It was not until the morning of the fourth day that Washington at last succeeded in finding Half-King and the three other Mingos sober and ashamed. The march for Fort Le Boeuf began at noon. Captain Joncaire sent La Force and three soldiers to guard Washington by the best trail, and also to spy upon him.
The march up French Creek was even harder than the march from Logstown. By this time Robert’s leg had healed nicely; but there was rain and sleet, marshes blocked the way, the crooked creek, icy cold, had to be crossed by swimming and wading. And the man La Force was constantly trying to frighten the Mingos by telling them of the Miamis and Delawares and Shawnees and of other Iroquois who had joined with the French.
Tanacharison did not listen; but all this—the wet, the cold, and the sly threats—Washington had to stand.
After seventy miles of winter travel, at nightfall of the fifth day from Venango, they sighted Fort Le Boeuf, at the head of French Creek.
There it lay, Fort Buffalo of the French, on the other side of the creek; and a powerful place it looked to be, rising from the snow and mud, half surrounded by a curve of the sullen stream, with the forest cleared to give it room, with its walls, twice a man’s height, of flattened logs set on end, and sharp at the top, with great guns peeping through at the stumps and the water, with long barracks and many Indian lodges outside, and a host of canoes drawn up on the creek banks, waiting for spring; and the French flag above all.

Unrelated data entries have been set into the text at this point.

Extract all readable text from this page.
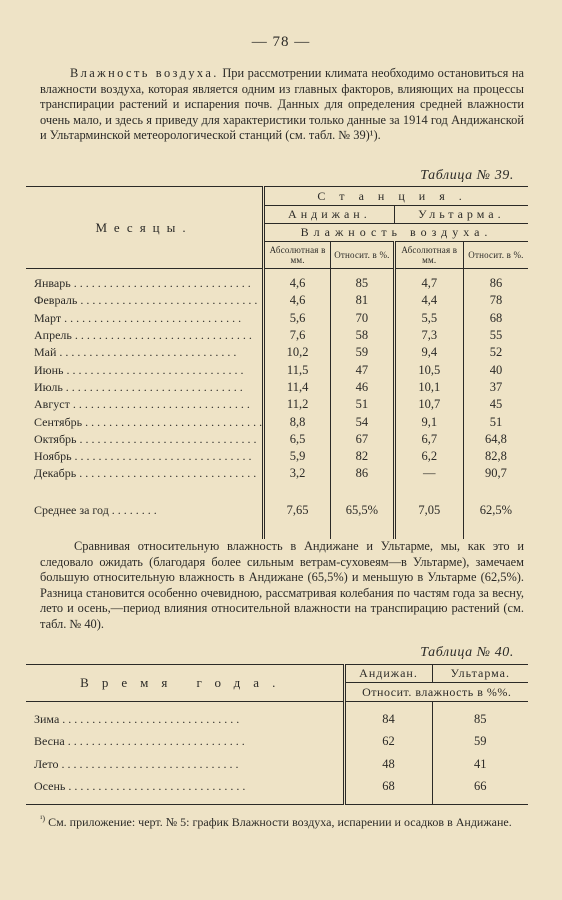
— 78 —
Влажность воздуха. При рассмотрении климата необходимо остановиться на влажности воздуха, которая является одним из главных факторов, влияющих на процессы транспирации растений и испарения почв. Данных для определения средней влажности очень мало, и здесь я приведу для характеристики только данные за 1914 год Андижанской и Ультарминской метеорологической станций (см. табл. № 39)¹).
Таблица № 39.
Месяцы.	Станция.			
	Андижан.		Ультарма.	
	Влажность воздуха.			
	Абсолютная в мм.	Относит. в %.	Абсолютная в мм.	Относит. в %.

Январь . . .	4,6	85	4,7	86
Февраль . . .	4,6	81	4,4	78
Март . . .	5,6	70	5,5	68
Апрель . . .	7,6	58	7,3	55
Май . . .	10,2	59	9,4	52
Июнь . . .	11,5	47	10,5	40
Июль . . .	11,4	46	10,1	37
Август . . .	11,2	51	10,7	45
Сентябрь . . .	8,8	54	9,1	51
Октябрь . . .	6,5	67	6,7	64,8
Ноябрь . . .	5,9	82	6,2	82,8
Декабрь . . .	3,2	86	—	90,7
Среднее за год . . . . . . . .	7,65	65,5%	7,05	62,5%
Сравнивая относительную влажность в Андижане и Ультарме, мы, как это и следовало ожидать (благодаря более сильным ветрам-суховеям—в Ультарме), замечаем большую относительную влажность в Андижане (65,5%) и меньшую в Ультарме (62,5%). Разница становится особенно очевидною, рассматривая колебания по частям года за весну, лето и осень,—период влияния относительной влажности на транспирацию растений (см. табл. № 40).
Таблица № 40.
Время года.	Андижан.	Ультарма.
	Относит. влажность в %%.	

Зима . . .	84	85
Весна . . .	62	59
Лето . . .	48	41
Осень . . .	68	66

$^{^1)}$ См. приложение: черт. № 5: график Влажности воздуха, испарении и осадков в Андижане.
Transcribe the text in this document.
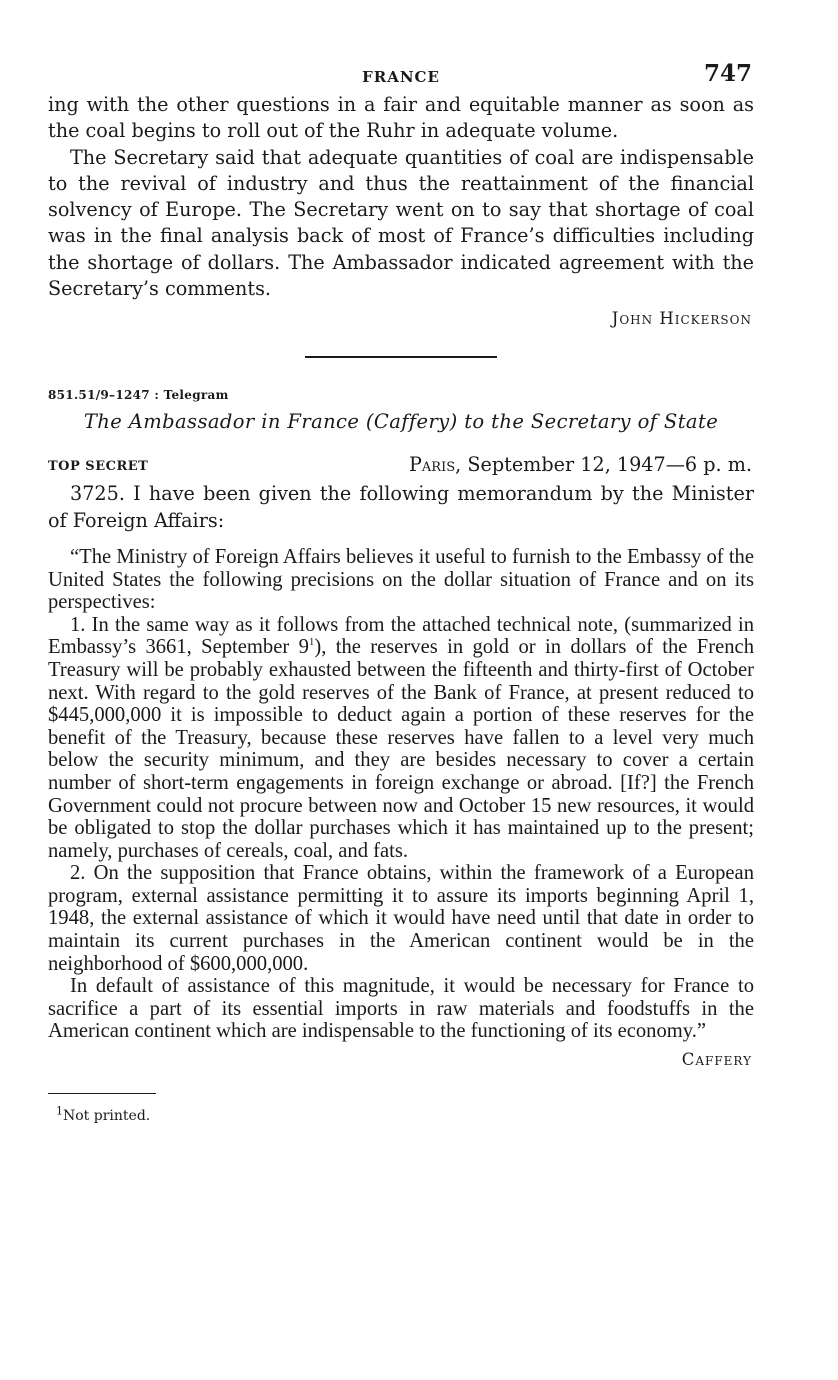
FRANCE	747

ing with the other questions in a fair and equitable manner as soon as the coal begins to roll out of the Ruhr in adequate volume.

The Secretary said that adequate quantities of coal are indispensable to the revival of industry and thus the reattainment of the financial solvency of Europe. The Secretary went on to say that shortage of coal was in the final analysis back of most of France’s difficulties including the shortage of dollars. The Ambassador indicated agreement with the Secretary’s comments.

John Hickerson
851.51/9–1247 : Telegram
The Ambassador in France (Caffery) to the Secretary of State
TOP SECRET	Paris, September 12, 1947—6 p. m.

3725. I have been given the following memorandum by the Minister of Foreign Affairs:

“The Ministry of Foreign Affairs believes it useful to furnish to the Embassy of the United States the following precisions on the dollar situation of France and on its perspectives:

1. In the same way as it follows from the attached technical note, (summarized in Embassy’s 3661, September $9^1$), the reserves in gold or in dollars of the French Treasury will be probably exhausted between the fifteenth and thirty-first of October next. With regard to the gold reserves of the Bank of France, at present reduced to $445,000,000 it is impossible to deduct again a portion of these reserves for the benefit of the Treasury, because these reserves have fallen to a level very much below the security minimum, and they are besides necessary to cover a certain number of short-term engagements in foreign exchange or abroad. [If?] the French Government could not procure between now and October 15 new resources, it would be obligated to stop the dollar purchases which it has maintained up to the present; namely, purchases of cereals, coal, and fats.

2. On the supposition that France obtains, within the framework of a European program, external assistance permitting it to assure its imports beginning April 1, 1948, the external assistance of which it would have need until that date in order to maintain its current purchases in the American continent would be in the neighborhood of $600,000,000.

In default of assistance of this magnitude, it would be necessary for France to sacrifice a part of its essential imports in raw materials and foodstuffs in the American continent which are indispensable to the functioning of its economy.”

Caffery
$^1$Not printed.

While they of Washington’s company forded the creek again, La Force went before to tell the fort who was coming. When, wet and muddy, they climbed out among the stumps, two officers of the fort came to meet them.
Then in the dark they entered through the big gate, where a soldier saluted. Camp was made. Wah! Here they were; but that had been a tough journey.
Evidently this was an important fort, and business should not be hurried. Washington was asked to wait until morning, when the commander would talk with him.
The officers here were very different from the crafty, blustering officers with Captain Joncaire; and the commanding chief, whose name was Chevalier Legardeur de Saint-Pierre, proved very different from the captain. He was a straight old man, with spick and span uniform, and medals, and with white hair, and only one eye, the other having been lost in battle.
He spoke a little English, and Washington spent a great deal of time with him and the under officers, after having delivered the letter from the Governor of Virginia.